I don't have a ready reference for you, but I know PeopleSoft has been an absolute 
disaster at Stony Brook. Installed as a data management tool for the
graduate school, it has brought
the system to a halt. My understanding is that university administrators would chuck 
it in an instant if they had not already invested millions.

Joel Blau

Tim Bousquet wrote:

> At the repeated prodding of Michael P. I've begun
> research for an article on PeopleSoft, the
> administrative software firm. Seems the company's
> software system might be solely responsible for the
> bankruptch of Cleveland State University. I think this
> group may be interested in a few of the quotes below,
> especially how the role of the people who are supposed
> to run the systems was apparently entirely
> ignored--not unlike most every other assumption of our
> policy makers. Just gotta love that "those people are
> retiring" comment...
>
> **
> Auditors have warned Cleveland State University
> trustees that they are threatening the solvency of the
> school by continuing to spend down the institution's
> reserve fund.  John J. Boyle III, CSU's interim vice
> president of finance, told trustees yesterday they
> must hold the line on spending and find ways to
> replenish the reserves. Boyle suggested a hiring
> freeze … To brace trustees for the news, he sent a
> memo earlier in the week in which he said auditors
> warned that "the university is depleting its reserves
> at a rate that threatens solvency." The school had $18
> million in reserves only two years ago, but by summer,
> the number is expected to dwindle to $5 million… The
> admonition is the latest throb from the school's
> PeopleSoft hangover. Most of the money pulled from the
> reserve fund has gone to correct the disastrous
> problems caused by that computer software. CSU's
> financial woes have escalated as the computer mess
> with PeopleSoft Inc. has played out. What was
> estimated to be a $4.2 million project to update the
> computer system will shoot past $15 million.
>
> The Plain Dealer is suing Cleveland State University
> to obtain a plan from a company on how to fix problems
> in the computer-software programs that the company
> sold to the university… Cleveland State refused to
> release the plan to the newspaper at the request of
> the company, PeopleSoft Inc. of Pleasanton, Calif.
> PeopleSoft does not want the information released
> because it contains trade secrets, Steve Swasey, the
> company's director of public relations, said
> yesterday.  "What we bring to the customer is between
> us and the customer,'' he said… The Cleveland State
> plan, including staffing and training, would help that
> university manage its software.
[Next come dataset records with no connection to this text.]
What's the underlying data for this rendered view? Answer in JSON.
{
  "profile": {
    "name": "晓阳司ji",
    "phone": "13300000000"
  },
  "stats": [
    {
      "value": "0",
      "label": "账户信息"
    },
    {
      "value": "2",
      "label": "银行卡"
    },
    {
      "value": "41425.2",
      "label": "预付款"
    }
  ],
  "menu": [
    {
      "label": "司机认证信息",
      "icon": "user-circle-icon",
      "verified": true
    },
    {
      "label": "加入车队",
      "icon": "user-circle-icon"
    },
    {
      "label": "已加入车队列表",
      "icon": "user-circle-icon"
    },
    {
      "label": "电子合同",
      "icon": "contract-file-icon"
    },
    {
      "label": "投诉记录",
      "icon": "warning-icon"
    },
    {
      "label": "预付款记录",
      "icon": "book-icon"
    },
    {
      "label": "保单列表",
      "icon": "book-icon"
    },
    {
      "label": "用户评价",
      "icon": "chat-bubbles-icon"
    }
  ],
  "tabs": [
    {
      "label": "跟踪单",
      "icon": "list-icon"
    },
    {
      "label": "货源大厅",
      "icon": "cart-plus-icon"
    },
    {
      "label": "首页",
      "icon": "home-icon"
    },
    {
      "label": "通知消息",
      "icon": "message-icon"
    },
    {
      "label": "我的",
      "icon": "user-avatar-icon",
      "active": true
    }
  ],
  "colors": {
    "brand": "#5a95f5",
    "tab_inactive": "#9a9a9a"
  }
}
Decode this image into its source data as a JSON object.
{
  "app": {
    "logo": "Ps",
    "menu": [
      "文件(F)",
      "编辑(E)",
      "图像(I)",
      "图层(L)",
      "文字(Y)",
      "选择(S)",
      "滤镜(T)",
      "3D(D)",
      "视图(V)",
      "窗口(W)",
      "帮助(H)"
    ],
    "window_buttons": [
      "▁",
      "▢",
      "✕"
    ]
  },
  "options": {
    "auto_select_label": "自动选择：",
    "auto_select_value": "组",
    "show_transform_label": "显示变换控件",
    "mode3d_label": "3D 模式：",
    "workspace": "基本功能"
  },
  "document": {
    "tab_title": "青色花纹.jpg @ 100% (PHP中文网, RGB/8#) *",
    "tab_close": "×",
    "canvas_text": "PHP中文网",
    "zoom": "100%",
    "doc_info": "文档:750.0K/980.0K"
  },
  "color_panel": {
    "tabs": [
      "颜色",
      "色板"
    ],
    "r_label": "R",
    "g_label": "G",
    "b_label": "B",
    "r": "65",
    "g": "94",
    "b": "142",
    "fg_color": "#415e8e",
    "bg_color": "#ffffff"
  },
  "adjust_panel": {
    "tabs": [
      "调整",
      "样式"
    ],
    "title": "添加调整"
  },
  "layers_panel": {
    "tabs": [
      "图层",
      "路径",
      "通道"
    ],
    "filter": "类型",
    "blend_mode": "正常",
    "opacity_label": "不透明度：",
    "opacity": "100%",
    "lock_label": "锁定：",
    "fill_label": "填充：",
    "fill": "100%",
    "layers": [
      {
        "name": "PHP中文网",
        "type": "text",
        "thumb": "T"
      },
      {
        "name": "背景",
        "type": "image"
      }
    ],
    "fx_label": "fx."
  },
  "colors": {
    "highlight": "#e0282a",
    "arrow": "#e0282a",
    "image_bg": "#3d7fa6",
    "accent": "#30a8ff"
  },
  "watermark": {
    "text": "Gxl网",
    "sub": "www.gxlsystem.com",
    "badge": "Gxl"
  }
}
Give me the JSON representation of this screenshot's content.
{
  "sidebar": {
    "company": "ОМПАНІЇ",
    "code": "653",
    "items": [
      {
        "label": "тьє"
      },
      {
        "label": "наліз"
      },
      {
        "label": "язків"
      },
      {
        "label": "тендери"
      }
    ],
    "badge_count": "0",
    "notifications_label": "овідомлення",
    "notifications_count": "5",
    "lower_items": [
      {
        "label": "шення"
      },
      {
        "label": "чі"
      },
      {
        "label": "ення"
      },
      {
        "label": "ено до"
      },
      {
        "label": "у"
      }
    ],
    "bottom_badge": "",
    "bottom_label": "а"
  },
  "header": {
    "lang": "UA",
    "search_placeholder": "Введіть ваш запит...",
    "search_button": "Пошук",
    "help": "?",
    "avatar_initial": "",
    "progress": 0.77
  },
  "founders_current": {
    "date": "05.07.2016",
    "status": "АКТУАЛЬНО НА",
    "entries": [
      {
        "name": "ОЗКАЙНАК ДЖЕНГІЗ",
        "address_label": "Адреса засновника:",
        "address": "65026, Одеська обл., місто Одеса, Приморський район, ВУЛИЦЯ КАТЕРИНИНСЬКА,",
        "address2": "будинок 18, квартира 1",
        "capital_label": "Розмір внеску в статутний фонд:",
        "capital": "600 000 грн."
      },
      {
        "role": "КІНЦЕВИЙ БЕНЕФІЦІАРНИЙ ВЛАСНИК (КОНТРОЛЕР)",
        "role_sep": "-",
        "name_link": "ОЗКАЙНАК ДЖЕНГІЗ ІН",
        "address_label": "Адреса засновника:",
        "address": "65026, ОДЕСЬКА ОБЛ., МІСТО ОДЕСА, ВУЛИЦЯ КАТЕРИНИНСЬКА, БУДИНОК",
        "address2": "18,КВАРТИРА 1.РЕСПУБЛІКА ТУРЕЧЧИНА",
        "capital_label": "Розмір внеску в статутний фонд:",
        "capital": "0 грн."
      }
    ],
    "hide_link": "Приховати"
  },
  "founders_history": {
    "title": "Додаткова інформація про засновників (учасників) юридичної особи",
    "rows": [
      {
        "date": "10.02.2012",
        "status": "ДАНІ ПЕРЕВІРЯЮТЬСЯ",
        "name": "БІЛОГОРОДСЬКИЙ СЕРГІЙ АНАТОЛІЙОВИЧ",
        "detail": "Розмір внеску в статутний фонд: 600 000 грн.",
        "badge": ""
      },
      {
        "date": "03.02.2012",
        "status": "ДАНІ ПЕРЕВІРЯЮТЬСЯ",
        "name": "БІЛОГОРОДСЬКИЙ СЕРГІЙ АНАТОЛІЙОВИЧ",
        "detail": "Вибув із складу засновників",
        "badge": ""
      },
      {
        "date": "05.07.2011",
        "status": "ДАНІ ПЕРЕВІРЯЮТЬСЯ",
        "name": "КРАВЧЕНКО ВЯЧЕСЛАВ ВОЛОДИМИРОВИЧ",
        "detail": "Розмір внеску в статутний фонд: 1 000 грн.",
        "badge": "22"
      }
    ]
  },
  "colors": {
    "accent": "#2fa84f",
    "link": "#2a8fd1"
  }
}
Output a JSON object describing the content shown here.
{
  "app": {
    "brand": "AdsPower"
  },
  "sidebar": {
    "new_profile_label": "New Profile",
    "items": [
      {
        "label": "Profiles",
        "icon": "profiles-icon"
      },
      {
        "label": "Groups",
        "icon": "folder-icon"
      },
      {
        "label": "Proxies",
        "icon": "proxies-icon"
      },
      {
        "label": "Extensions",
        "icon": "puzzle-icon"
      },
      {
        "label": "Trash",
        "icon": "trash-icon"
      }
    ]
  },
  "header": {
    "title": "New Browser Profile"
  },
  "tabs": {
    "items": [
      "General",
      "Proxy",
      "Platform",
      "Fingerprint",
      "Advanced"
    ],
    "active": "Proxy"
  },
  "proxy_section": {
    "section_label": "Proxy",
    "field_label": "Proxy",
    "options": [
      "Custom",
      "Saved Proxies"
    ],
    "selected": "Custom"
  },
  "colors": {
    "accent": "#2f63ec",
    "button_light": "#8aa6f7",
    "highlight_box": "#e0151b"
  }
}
The university's Board
> of Trustees rejected the plan a week ago as
> inadequate. The company has said that the software
> works and that it has fulfilled its obligation to the
> university.
>
> **
> “Denver has spent $23.4 million on the city's new
> financial services computer system - 67 percent over
> budget. Most of that -- more than $18 million -- went
> to consultants who trained city employees how to work
> the system. Just $2 million was spent on software and
> $1.3 million on computers.”
>
> ***
> In Boston—“Chief Accountant Paul J. Roman … said
> employee complaints are "a matter of not picking up
> all the little nuances that they have to pick up."
>
> "There are some people who can't accept change,"
> Lasher said. "We have people out there in the
> departments who are still keeping written sets of
> books in addition to the computer. . . . Slowly, those
> people are retiring."
>
> **
> … San Francisco's school district has spent more than
> $ 5 million on a system that initially cost less than
> $ 300,000. Five years later, it still isn't working
> right.
>
> **
>
> Consultants hired by W.L. Gore & Associates, the
> closely held maker of Gore-Tex fabric, entered Mickey
> Mouse and Donald Duck into the company's PeopleSoft
> payroll system as a demonstration and couldn't get
> them out again before the paychecks started rolling.